Des cris de rage, des cris de douleurs, des cris de désespoir… un cri plus fort, plus déchirant.

Merlin était tombé. La flèche fichée dans son dos, face contre terre.

Les épées reprirent leur valse endiablée alors qu'Arthur se frayait un passage jusqu'à son serviteur.

Impossible. Et pourtant vrai. Merlin ne se relevrait pas. Merlin ne lui sourirait pas, merlin ne lui dirait pas « ce n'est rien ». Merlin ne lui dirait plus rien. Arthur enlaça le jeune homme, des larmes roulant sur ses joues, la bouche tordue par la douleur. Il n'aurait pu imaginer plus insoutenable mal.
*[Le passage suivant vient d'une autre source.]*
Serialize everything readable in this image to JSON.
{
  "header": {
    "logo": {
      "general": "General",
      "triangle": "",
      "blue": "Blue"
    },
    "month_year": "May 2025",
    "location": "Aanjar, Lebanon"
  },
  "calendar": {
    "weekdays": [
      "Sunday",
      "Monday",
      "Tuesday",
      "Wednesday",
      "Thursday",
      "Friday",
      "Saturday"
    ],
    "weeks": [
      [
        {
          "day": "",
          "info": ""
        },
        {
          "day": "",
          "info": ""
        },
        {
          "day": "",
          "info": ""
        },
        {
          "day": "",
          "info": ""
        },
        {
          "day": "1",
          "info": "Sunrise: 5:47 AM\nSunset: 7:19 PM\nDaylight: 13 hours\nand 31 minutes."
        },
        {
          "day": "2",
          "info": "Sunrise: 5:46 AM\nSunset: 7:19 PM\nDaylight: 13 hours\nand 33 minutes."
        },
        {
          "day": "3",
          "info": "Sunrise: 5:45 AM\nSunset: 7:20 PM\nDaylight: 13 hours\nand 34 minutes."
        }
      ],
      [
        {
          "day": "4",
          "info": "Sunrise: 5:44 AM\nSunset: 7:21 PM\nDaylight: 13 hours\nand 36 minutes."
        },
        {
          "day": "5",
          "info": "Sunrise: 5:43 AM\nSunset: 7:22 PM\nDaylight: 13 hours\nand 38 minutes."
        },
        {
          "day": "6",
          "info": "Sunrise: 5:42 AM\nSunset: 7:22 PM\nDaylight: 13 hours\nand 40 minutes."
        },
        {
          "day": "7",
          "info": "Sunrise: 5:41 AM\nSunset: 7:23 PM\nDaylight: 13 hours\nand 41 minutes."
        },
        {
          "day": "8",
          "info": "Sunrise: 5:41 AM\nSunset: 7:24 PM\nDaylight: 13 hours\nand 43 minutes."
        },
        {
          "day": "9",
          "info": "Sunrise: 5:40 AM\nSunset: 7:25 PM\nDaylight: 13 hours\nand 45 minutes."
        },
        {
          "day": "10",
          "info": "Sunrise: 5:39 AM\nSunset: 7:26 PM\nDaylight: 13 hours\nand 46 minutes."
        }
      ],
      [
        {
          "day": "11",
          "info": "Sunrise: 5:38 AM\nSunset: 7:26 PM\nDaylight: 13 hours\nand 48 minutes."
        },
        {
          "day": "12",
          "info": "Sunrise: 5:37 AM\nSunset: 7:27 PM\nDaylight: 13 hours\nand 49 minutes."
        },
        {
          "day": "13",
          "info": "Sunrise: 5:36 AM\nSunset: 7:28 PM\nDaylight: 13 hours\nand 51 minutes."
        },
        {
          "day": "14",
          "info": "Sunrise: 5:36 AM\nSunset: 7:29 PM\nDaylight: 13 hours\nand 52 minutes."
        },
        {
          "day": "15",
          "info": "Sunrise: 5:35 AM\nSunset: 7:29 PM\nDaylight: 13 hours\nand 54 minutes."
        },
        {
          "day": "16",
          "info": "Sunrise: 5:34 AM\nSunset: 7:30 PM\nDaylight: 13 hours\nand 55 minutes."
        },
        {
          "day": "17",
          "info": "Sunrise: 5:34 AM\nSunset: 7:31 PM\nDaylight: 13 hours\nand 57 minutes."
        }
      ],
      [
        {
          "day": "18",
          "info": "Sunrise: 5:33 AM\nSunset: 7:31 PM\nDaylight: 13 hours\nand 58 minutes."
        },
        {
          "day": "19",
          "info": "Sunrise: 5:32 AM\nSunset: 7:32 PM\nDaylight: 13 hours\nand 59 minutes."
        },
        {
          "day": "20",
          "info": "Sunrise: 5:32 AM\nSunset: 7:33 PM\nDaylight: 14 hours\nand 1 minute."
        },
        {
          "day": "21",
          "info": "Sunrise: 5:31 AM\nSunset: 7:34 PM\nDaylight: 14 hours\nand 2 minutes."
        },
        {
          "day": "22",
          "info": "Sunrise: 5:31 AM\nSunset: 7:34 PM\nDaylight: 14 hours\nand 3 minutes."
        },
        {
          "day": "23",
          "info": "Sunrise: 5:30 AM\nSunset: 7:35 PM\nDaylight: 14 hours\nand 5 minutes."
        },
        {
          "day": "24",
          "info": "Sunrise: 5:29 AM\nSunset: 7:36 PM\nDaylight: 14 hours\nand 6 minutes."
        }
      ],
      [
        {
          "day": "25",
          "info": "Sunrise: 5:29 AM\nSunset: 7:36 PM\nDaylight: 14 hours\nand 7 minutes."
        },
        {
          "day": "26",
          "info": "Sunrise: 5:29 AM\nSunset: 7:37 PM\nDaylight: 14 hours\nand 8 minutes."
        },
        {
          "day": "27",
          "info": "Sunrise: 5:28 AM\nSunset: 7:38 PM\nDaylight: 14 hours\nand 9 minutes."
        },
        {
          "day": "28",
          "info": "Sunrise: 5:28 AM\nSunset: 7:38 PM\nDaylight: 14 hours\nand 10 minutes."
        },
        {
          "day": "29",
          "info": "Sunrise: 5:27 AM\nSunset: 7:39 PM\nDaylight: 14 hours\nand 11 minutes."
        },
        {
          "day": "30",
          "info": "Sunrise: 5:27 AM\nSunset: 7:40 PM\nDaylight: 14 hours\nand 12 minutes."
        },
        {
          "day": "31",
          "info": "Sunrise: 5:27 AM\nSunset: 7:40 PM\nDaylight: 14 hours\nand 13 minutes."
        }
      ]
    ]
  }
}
Merlin était parti, Merlin qui avait juré de rester près de lui jusqu'à la fin. Traitre, il avait promis ! Il ne pouvait lui faire cela ! Jusqu'à la fin…

La guerre continuait, mais le roi n'en avait cure. Les hommes pouvaient mourir, le ciel pouvait rugir, rien, non rien ne lui rendrait Merlin… Une lance ennemie lui transperça le torse. Le Roi écarquilla les yeux, le regard toujours fixé sur son plus cher ami, son amant. Du sang éclaboussa le visage figé du mage et Arthur ressera son étreinte dans un dernier soubresaut.

Jusqu'à la fin…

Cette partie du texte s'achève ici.